We spent the evening and that whole night together. Starting in the cafeteria as it gradually emptied of students and professors, leaving only us in the end, and the cleaning lady, and the very nice, very sad middle-aged man behind the bar. Then we stood up to go (Isn't it dingy at this time of day, the cafeteria, she said; I didn't say what I thought at the time, but I can't see why I shouldn't now: to me, the cafeteria at that time of day was magnificent: shabby and majestic, indigent and absolutely free, shot through with the last rays of sunlight in the valley-that cafeteria was whispering to me, begging me to stay until the end and read a poem by Rimbaud, it was a cafeteria to weep for) and we got into her car and when we had already driven a fair way she said she was going to introduce me to an extraordinary guy, that's what she said, He's extraordinary, Auxilio, I want to you meet him and give me your opinion, although I realized straight away that my opinion wouldn't matter to her in the least. She also said, After I introduce him to you, you have to leave, I need to talk to him in private. And I said, Of course, Elena, naturally. You introduce him to me and then I'll go. A word to the wise is enough. Anyway I have things to do tonight. Like what, she asked. I have an appointment with some poets on the Avenida Bucareli, I said. And then we laughed like crazy and almost crashed the car, but all the while I was thinking, and the more I thought the clearer it became that Elena was not well, though I couldn't give any specific, objective reason for my assessment.
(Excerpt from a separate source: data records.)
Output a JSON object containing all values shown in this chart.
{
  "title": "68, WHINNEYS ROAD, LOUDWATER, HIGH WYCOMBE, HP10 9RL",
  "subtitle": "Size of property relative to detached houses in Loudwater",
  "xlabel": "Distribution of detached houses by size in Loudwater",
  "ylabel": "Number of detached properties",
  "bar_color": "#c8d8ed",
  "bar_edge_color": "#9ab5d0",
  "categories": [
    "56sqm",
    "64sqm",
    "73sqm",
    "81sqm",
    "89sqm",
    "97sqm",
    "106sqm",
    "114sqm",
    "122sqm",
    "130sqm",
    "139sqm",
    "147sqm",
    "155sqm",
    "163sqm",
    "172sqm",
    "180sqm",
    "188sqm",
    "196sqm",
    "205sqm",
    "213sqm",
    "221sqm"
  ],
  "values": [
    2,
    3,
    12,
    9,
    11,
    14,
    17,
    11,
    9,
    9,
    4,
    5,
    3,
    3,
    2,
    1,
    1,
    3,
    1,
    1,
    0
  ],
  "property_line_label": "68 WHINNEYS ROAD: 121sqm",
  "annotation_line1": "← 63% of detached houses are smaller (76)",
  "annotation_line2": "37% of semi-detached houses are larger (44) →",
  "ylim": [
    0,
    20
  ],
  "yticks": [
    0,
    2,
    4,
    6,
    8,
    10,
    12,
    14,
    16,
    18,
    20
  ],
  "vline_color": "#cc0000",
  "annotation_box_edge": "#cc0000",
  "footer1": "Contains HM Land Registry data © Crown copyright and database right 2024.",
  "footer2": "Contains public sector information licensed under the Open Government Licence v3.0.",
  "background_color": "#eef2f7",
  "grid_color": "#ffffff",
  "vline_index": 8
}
Meanwhile we had come to a place in the Zona Rosa, a kind of bar, I've forgotten its name, but it was in the Calle Varsovia and it specialized in wine and cheese. It was the first time I'd been to a place like that, such an expensive place, I mean, and I must admit a ravenous hunger possessed me all of a sudden, because although I'm as thin as a rake, put food in front of me and I'm liable to fall upon it like the Unrepentant Glutton of the Southern Cone, or the Emily Dickinson of Bulimia, especially if it's an assortment of cheeses to beggar belief and a variety of wines to set your head spinning. I don't know what showed on my face, but Elena took pity on me and said, Stay and eat with us, although she also elbowed me discreetly as if to say:

Sure, stay and eat with us, but then make yourself scarce. I stayed to eat and drink with them and tried about fifteen different cheeses and drank a bottle of Rioja and met the extraordinary man, an Italian who was passing through Mexico and who, back in Italy, was friends, so he said, with Giorgio Strehler, and he liked me, at least thinking back now I realize he must have, because the first time I said I had to go, he said, Stay, Auxilio, what's the hurry, and the second time he said, Don't go, woman of wonderful conversation (his exact words), the night is young, and the third time I said I had to go, he said, That's enough, what are you fussing about, have Elena and I offended you or something? And then Elena elbowed me again, under the table, and in a perfectly calm and steady voice said, Stay, Auxilio, I'll give you a lift to wherever you need to go later on, and I looked at them and nodded, radiant with wine and cheese, not knowing what to do, whether to go or to stay, whether Elena's offer was genuine or really an invitation to do the opposite. And faced with that dilemma I decided that the best thing to do was to keep quiet and listen. Which is what I did.